The above is easier to associate which variable appears where in the string, but requires you to create a dictionary.

format () method

Starting in Python 2.6, they introduce a built-in method called format() to replace the above modulo style formatting. 

1
2
def print_error(test_case_name):
   print "Error: Test case '{}' has failed".format(test_case_name)

Each {} is replaced by the argument of the format() method. The main benefit is that this method does not care what the passed type is.

1
print "The answer to {} is {} + {} = {}".format("Question 1", 4, 6.578, 4 + 6.578)

In the above, you don't have to specify which value is a string, which is an integer, or a float. All that is handled in the format() method. If you want to type check, you can specify what you expect per formatting item:

1
print "The answer to {:s} is {:d} + {:f} = {:f}".format("Question 1", 4, 6.578, 4 + 6.578)

You can also use indexing to not have to repeat multiple arguments, for example:

1
2
def print_error(test_case_name, error, admin_name, admin_email):
    print "Error: Test case '{}' has failed with message {}. Please re-run '{}' or contact {} at: {}".format(test_case_name, error, test_case_name, admin_name, admin_email)

 is equivalent to:

1
2
def print_error(test_case_name, error, admin_name, admin_email):
    print "Error: Test case '{0}' has failed with message {1}. Please re-run '{0}' or contact {2} at: {3}".format(test_case_name, error, admin_name, admin_email)

This uses indexes to determine what is being substituted. The number in the braces represents the argument position of the format() method starting at zero. In the above example, we don't have to repeat the test_case_name argument as we are referencing it as {0}

You can also use keywords to reference each substitution:

1
2
def print_error(test_case_name, error, admin_name, admin_email):
    print "Error: Test case '{tc}' has failed with message {error}. Please re-run '{tc}' or contact {admin_name} at: {email}".format(tc=test_case_name, error=error, admin_name=admin_name, email=admin_email)
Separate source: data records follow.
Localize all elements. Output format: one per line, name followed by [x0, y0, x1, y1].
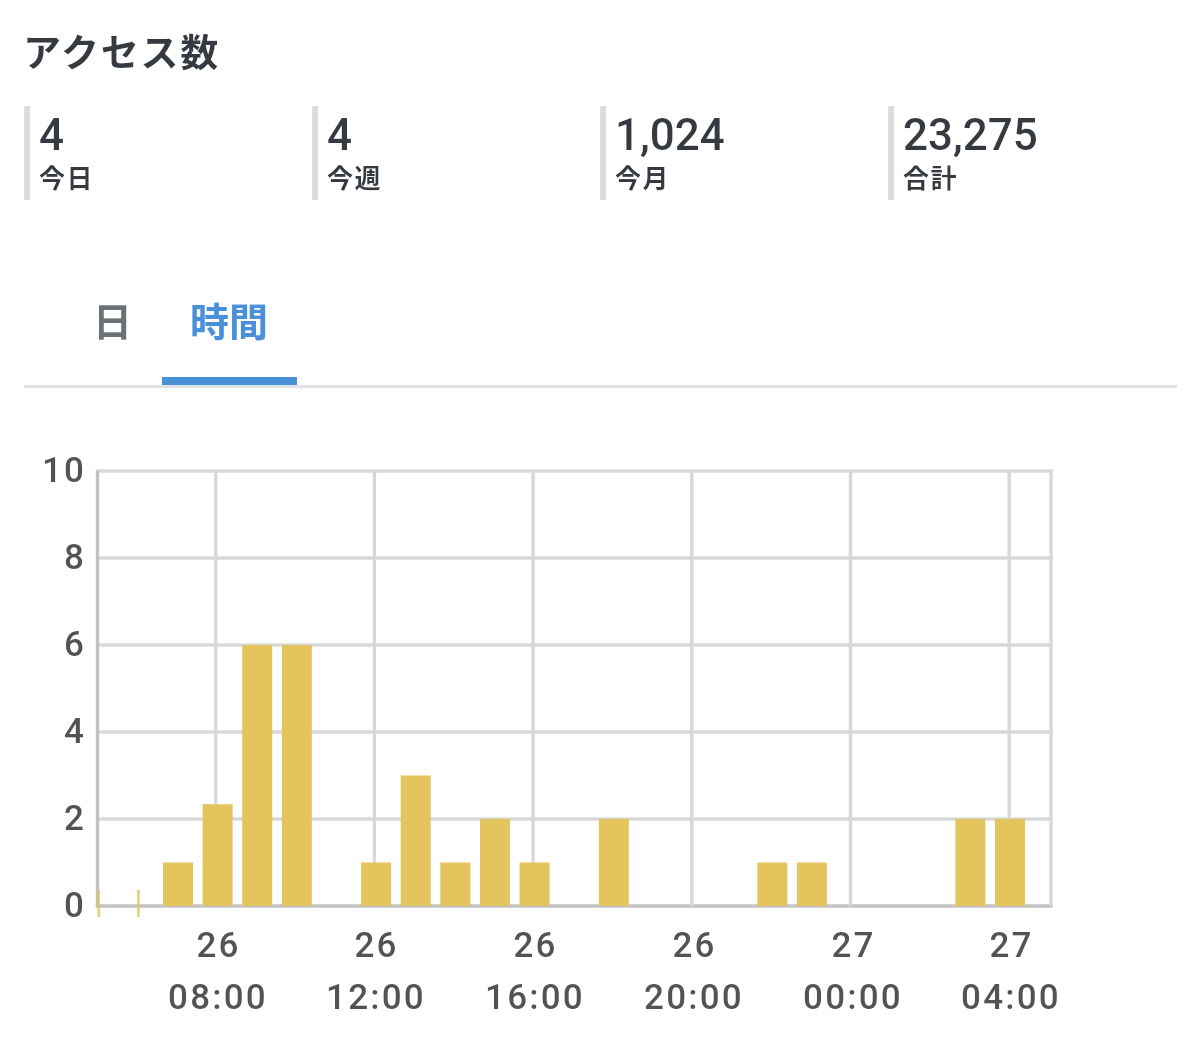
- staticText: 27: [831, 925, 876, 966]
- staticText: 00:00: [803, 977, 903, 1018]
- staticText: 6: [64, 624, 87, 665]
- staticText: 4: [327, 109, 353, 161]
- staticText: 20:00: [644, 977, 744, 1018]
- other: Hourly access chart: [0, 0, 1200, 1039]
- staticText: 合計: [903, 158, 959, 196]
- staticText: 4: [39, 109, 65, 161]
- staticText: 10: [42, 450, 87, 491]
- staticText: 今週: [327, 158, 383, 196]
- staticText: 1,024: [615, 109, 725, 161]
- button[interactable]: 日: [45, 288, 180, 385]
- staticText: 26: [354, 925, 399, 966]
- staticText: 16:00: [485, 977, 585, 1018]
- staticText: 26: [672, 925, 717, 966]
- staticText: 26: [513, 925, 558, 966]
- staticText: アクセス数: [23, 22, 221, 77]
- staticText: 2: [64, 798, 87, 839]
- staticText: 27: [989, 925, 1034, 966]
- staticText: 08:00: [168, 977, 268, 1018]
- staticText: 26: [196, 925, 241, 966]
- staticText: 時間: [190, 291, 269, 347]
- staticText: 0: [64, 885, 87, 926]
- button[interactable]: 1,024: [600, 106, 888, 200]
- staticText: 23,275: [903, 109, 1038, 161]
- button[interactable]: 23,275: [888, 106, 1176, 200]
- staticText: 8: [64, 537, 87, 578]
- staticText: 4: [64, 711, 87, 752]
- staticText: 04:00: [961, 977, 1061, 1018]
- button[interactable]: 4: [312, 106, 600, 200]
- staticText: 今日: [39, 158, 95, 196]
- button[interactable]: 4: [24, 106, 312, 200]
- staticText: 12:00: [326, 977, 426, 1018]
- staticText: 日: [93, 291, 133, 347]
- staticText: 今月: [615, 158, 671, 196]
- button[interactable]: 時間: [162, 288, 297, 385]
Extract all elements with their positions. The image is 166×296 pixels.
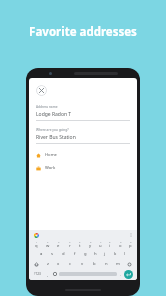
staticText: 0 (130, 240, 132, 243)
staticText: y (89, 243, 92, 249)
button[interactable]: b (88, 259, 100, 269)
button[interactable]: k (110, 249, 120, 259)
button[interactable]: Shift (31, 259, 42, 269)
staticText: j (104, 251, 106, 257)
staticText: 4 (69, 240, 71, 243)
staticText: x (57, 261, 60, 267)
button[interactable]: g (80, 249, 90, 259)
staticText: , (47, 272, 49, 277)
button[interactable]: Home (36, 152, 130, 158)
button[interactable]: h (90, 249, 100, 259)
button[interactable]: Address name (36, 105, 130, 121)
button[interactable]: x (53, 259, 64, 269)
staticText: . (120, 272, 122, 277)
button[interactable]: Close (36, 85, 47, 96)
staticText: 6 (90, 240, 92, 243)
button[interactable]: 5 (75, 239, 85, 249)
button[interactable]: Enter (124, 270, 133, 279)
staticText: n (105, 261, 108, 267)
staticText: 5 (79, 240, 81, 243)
staticText: Where are you going? (36, 128, 69, 132)
button[interactable]: ?123 (31, 269, 44, 279)
button[interactable]: 8 (105, 239, 115, 249)
staticText: h (94, 251, 97, 257)
staticText: s (51, 251, 54, 257)
button[interactable]: n (100, 259, 112, 269)
staticText: 2 (47, 240, 49, 243)
button[interactable]: j (100, 249, 110, 259)
staticText: Home (45, 152, 57, 158)
button[interactable]: m (112, 259, 124, 269)
button[interactable]: v (76, 259, 88, 269)
button[interactable]: 3 (53, 239, 64, 249)
button[interactable]: 0 (125, 239, 135, 249)
staticText: u (99, 243, 102, 249)
button[interactable]: 4 (64, 239, 75, 249)
staticText: b (93, 261, 96, 267)
staticText: r (69, 243, 71, 249)
staticText: c (69, 261, 72, 267)
staticText: k (114, 251, 117, 257)
staticText: z (47, 261, 49, 267)
button[interactable]: 1 (31, 239, 42, 249)
staticText: ?123 (34, 272, 41, 276)
staticText: e (57, 243, 60, 249)
button[interactable]: Work (36, 165, 130, 171)
button[interactable]: l (120, 249, 130, 259)
button[interactable]: a (36, 249, 47, 259)
button[interactable]: s (47, 249, 58, 259)
button[interactable]: f (69, 249, 80, 259)
button[interactable]: d (58, 249, 69, 259)
button[interactable]: Backspace (124, 259, 135, 269)
staticText: w (46, 243, 50, 249)
staticText: 9 (120, 240, 122, 243)
button[interactable]: 9 (115, 239, 125, 249)
button[interactable]: Where are you going? (36, 128, 130, 144)
staticText: Favorite addresses (0, 24, 166, 40)
staticText: a (40, 251, 43, 257)
staticText: l (124, 251, 126, 257)
staticText: v (81, 261, 84, 267)
staticText: q (35, 243, 38, 249)
button[interactable]: c (64, 259, 76, 269)
staticText: Work (45, 165, 56, 171)
button[interactable]: z (42, 259, 53, 269)
staticText: g (84, 251, 87, 257)
button[interactable]: , (44, 269, 51, 279)
staticText: m (116, 261, 120, 267)
button[interactable]: 2 (42, 239, 53, 249)
staticText: 1 (36, 240, 38, 243)
button[interactable]: 6 (85, 239, 95, 249)
staticText: t (79, 243, 81, 249)
staticText: 3 (58, 240, 60, 243)
staticText: o (119, 243, 122, 249)
staticText: Address name (36, 105, 58, 109)
staticText: Lodge Radon T (36, 111, 72, 118)
staticText: 7 (100, 240, 102, 243)
button[interactable]: . (117, 269, 124, 279)
button[interactable]: Emoji (51, 269, 59, 279)
staticText: i (109, 243, 111, 249)
staticText: d (62, 251, 65, 257)
staticText: 8 (109, 240, 111, 243)
staticText: f (74, 251, 76, 257)
button[interactable]: Google (33, 232, 39, 238)
button[interactable]: 7 (95, 239, 105, 249)
staticText: River Bus Station (36, 134, 76, 141)
button[interactable]: More options (128, 232, 133, 237)
staticText: p (129, 243, 132, 249)
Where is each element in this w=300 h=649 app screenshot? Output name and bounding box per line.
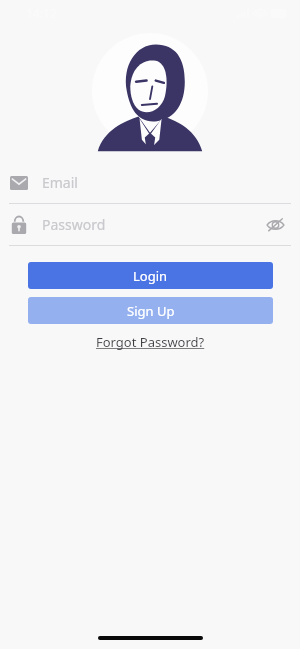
- button[interactable]: Password: [0, 204, 300, 245]
- staticText: Email: [42, 173, 78, 192]
- button[interactable]: Login: [28, 262, 273, 289]
- button[interactable]: Sign Up: [28, 297, 273, 324]
- staticText: Login: [133, 267, 168, 285]
- button[interactable]: Email: [0, 162, 300, 203]
- button[interactable]: Forgot Password?: [88, 331, 213, 353]
- staticText: Password: [42, 215, 106, 234]
- button[interactable]: Show password: [262, 212, 288, 238]
- staticText: Sign Up: [127, 302, 175, 320]
- staticText: Forgot Password?: [96, 333, 205, 351]
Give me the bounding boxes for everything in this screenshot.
Of course, there is much more you can do with this method that I can't describe here, so please check out out the official Python docs on string types.

Which to use

There is no real downside to using any of these approaches, however the .format method will most likely make your life easier due to its internal handling of types. Another example of this is with unicode characters, for example:

1
2
3
4
5
# coding=utf-8
a = u'text'
b = "日本のフォルダ"
print "> {0} {1}".format(a, b)
print "> %s%s" % (a, b)

The second modulo formatting example will fail with encoding issues.